Microparticle fingerprint prevents counterfeit productsSiobhan Treacy | March 01, 2019
Researchers from the University of Copenhagen’s Nano-Science Center have created a new way to stop counterfeiting. The team created a pirate safe labeling system that creates a unique fingerprint for individual items. The label with the fingerprint is applied before an item leaves the factory. The system is based on physical unclonable function (PUF) technology.
The label is made of transparent ink with microparticles that are sprayed on an item’s bar code. The particles form a random pattern of white dots that cannot be repeated or copied. The fingerprint is registered in a database before the product leaves the factory. The label is inexpensive and easy to mass produce. This guarantees that stores are receiving genuine items and reassures customers that the item they are purchasing is real.
After purchase, customers validate their new item by scanning the fingerprint on an app linked to the team’s database of labels and fingerprints. The customer scans the label and the system searches through the database to find a match. If a match is found, then the item is real. No match means the customer has purchased a fake item.

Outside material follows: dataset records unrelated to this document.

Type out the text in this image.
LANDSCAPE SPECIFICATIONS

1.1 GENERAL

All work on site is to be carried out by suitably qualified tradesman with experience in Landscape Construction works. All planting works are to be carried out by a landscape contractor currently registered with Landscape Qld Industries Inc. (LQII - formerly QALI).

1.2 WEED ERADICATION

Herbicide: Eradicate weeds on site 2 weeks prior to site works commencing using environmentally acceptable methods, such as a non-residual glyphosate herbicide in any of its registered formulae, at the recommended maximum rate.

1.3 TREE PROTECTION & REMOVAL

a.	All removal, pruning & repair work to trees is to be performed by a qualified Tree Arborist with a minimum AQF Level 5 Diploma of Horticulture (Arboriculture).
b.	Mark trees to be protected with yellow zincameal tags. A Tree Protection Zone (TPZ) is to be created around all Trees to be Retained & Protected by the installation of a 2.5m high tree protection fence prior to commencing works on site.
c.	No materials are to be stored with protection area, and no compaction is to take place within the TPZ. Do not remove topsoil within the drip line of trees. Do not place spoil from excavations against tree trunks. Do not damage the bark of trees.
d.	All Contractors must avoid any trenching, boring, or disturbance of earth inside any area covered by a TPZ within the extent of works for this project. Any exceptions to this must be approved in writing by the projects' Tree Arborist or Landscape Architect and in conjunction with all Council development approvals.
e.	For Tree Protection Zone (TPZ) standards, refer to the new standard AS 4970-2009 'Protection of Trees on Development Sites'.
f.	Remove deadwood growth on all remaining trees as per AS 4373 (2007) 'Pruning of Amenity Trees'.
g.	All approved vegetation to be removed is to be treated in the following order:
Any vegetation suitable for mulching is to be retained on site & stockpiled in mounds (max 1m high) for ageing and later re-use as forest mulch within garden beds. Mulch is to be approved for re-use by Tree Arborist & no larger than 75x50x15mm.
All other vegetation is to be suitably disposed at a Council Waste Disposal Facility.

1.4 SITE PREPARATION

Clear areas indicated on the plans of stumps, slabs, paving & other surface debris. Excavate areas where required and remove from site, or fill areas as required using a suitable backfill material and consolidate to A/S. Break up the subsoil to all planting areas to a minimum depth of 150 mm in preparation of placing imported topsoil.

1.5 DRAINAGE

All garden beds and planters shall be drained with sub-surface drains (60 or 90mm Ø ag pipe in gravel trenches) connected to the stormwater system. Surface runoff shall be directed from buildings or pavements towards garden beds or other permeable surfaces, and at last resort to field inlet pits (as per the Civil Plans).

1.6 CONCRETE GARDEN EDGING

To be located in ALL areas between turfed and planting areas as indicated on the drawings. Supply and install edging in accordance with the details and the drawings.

The team tested the new system 9720 times. During testing, they used many kinds of mobile phones to guarantee that the app works no matter what kind of phone the user has. The testing results showed zero false positives and 76% of the cases had positive matches. The remaining 34% had clarity issues, like a blurry image or dirty tag, which can be fixed later.
"When purchasing pharmaceuticals online, you have no way of knowing whether what you bought might have been produced in a Ghanaian sweatshop. Today, consumers are not able to check for themselves whether an item is genuine or not. They must trust every step of the production and supply chain. Our system provides every step in this process with equal access to the system," said Thomas Just Sørensen, UCPH researcher and associate professor.
A paper on the anti-counterfeit technology was published in ACS Applied Materials and Interfaces.